Wednesday, July 6, 2011

The Best Laid Plans Etc

It is only when they go wrong that machines remind you how powerful they are. Clive James

Hello. Hello. I'm still here. I didn't go anywhere. I've just been wrestling with my computer that quickly showed me who's boss in our relationship. Two weeks ago, I wanted to include a picture with my post, which seemed like a good idea at the time. (Well, what can you expect? Old ladies need something in their life too, so this picture was to be "It" for me) Well, I followed the written directions from a friend who's a computer wizard, but I totally screwed up the project. The picture was too large and in the wrong place. Then when I clicked something else the picture disappeared. With a few choice words, I projected my frustration onto my computer, and in malicious retaliation, it bellied up and died. Stone dead for 10 days until another friend coaxed it into forgiveness and acceptable performance.
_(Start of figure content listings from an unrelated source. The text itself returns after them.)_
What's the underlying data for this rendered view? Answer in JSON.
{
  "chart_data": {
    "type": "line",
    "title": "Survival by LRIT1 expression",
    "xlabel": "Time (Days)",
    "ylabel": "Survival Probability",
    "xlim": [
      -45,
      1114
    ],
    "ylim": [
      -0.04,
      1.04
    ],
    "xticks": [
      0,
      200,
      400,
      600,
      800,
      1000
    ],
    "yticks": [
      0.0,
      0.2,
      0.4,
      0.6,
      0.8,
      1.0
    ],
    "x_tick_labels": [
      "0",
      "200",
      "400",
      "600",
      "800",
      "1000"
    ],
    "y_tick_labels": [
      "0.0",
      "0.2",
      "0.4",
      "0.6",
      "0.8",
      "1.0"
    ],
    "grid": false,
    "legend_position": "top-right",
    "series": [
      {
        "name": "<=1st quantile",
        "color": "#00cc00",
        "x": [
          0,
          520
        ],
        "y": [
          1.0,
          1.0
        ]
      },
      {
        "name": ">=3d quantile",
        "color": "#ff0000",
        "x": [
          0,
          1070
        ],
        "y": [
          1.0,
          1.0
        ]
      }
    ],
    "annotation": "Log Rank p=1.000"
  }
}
I can't help it if I'm semi computer illiterate. I'm pretty good at a lot of things, but computer stuff isn't one of them. My cranberry salad is a hit at family gatherings, and I make my own delicious gluten-free cookies. And years ago when I worked in the jail as a Mental Health Counselor, a violent schizophrenic was no problem for me. The officers used to call me to handle those situations. And I'm only 5ft 1in tall. Then when I was a bar waitress on an Air Force Base in Texas, I knew how to deal with guys who'd had too much to drink. There's a method to that, and I learned quickly. When I lived in Las Vegas, I went to the desert and learned to shoot a gun. I was pretty good at it, but the gun scared me, so I got rid of it. I also remember the time I was alone in a London, England airport, and didn't know how to get my two huge suitcases from the first floor to the second floor to change planes. You'd think the airline would have done that for me. I felt pretty stupid, but I finally figured that one out. There are carts to do that. Duh!
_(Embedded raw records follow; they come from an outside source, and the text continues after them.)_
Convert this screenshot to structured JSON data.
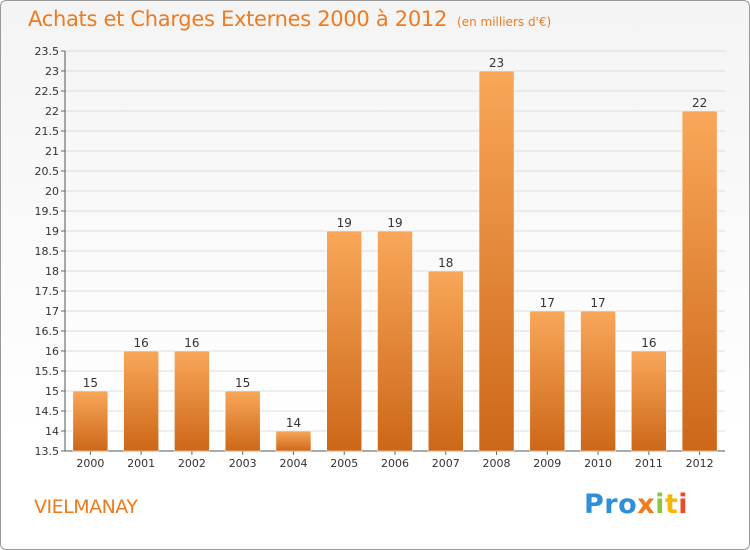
{
  "header": {
    "title": "Achats et Charges Externes 2000 à 2012",
    "subtitle": "(en milliers d'€)"
  },
  "footer": {
    "commune": "VIELMANAY",
    "logo": [
      "Pro",
      "x",
      "i",
      "t",
      "i"
    ]
  },
  "colors": {
    "accent": "#f07a1e",
    "bar_light": "#f9a75a",
    "bar_dark": "#cd6718",
    "grid": "#dddddd"
  },
  "chart_data": {
    "type": "bar",
    "categories": [
      "2000",
      "2001",
      "2002",
      "2003",
      "2004",
      "2005",
      "2006",
      "2007",
      "2008",
      "2009",
      "2010",
      "2011",
      "2012"
    ],
    "values": [
      15,
      16,
      16,
      15,
      14,
      19,
      19,
      18,
      23,
      17,
      17,
      16,
      22
    ],
    "data_labels": [
      "15",
      "16",
      "16",
      "15",
      "14",
      "19",
      "19",
      "18",
      "23",
      "17",
      "17",
      "16",
      "22"
    ],
    "title": "Achats et Charges Externes 2000 à 2012",
    "xlabel": "",
    "ylabel": "",
    "ylim": [
      13.5,
      23.5
    ],
    "yticks": [
      "13.5",
      "14",
      "14.5",
      "15",
      "15.5",
      "16",
      "16.5",
      "17",
      "17.5",
      "18",
      "18.5",
      "19",
      "19.5",
      "20",
      "20.5",
      "21",
      "21.5",
      "22",
      "22.5",
      "23",
      "23.5"
    ],
    "grid": true,
    "legend": "none"
  }
}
In my later years, I actually wrote a book, Silent Echoes, that was published last year. It's a memoir, but it has lots of adventures in it. I reveal some of my stupid times, but in the long run, I had sense enough to survive. So I have to ask myself why the computer is such a mystery to me. I understand what makes people tick, and they fascinate me. But the computer is like a giant stranger hovering over me, chiding me, because I don't understand that piece of solid mass with a mind of its own.
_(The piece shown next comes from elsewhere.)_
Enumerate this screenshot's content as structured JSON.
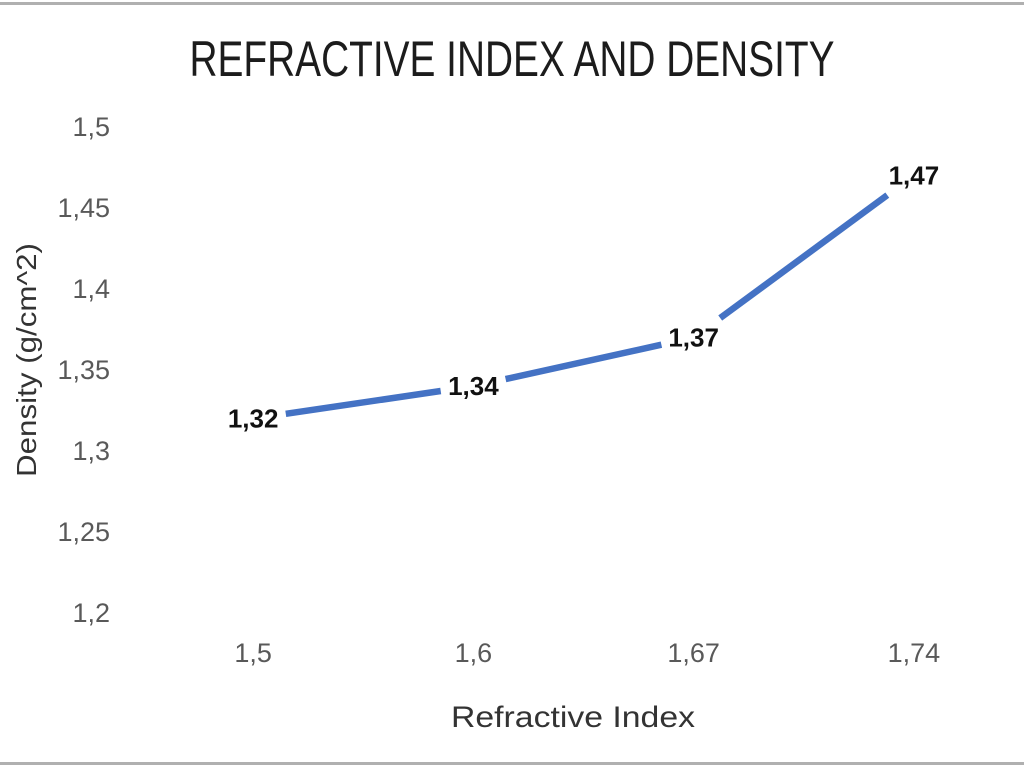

There is hope for the future because God has a sense of humor, and we are funny to God. Bill Cosby.

I finally decided that if this computer and I have a future together, I'll have to lighten up and make some concessions, because I know there will be no such thing on the part of the computer. That ego will never give an inch. So I will practice patience, and only in extreme anger will I reveal that other models are available.

Be kind to your computer. You may still need it.

Marilyn

1 comment:

  1. I like the "lightness" of this post. I especially love the quotes you find. It was fun seeing everyone again today. No wonder I've felt so disconnected lately - I've missed the stabilizing energy of the group.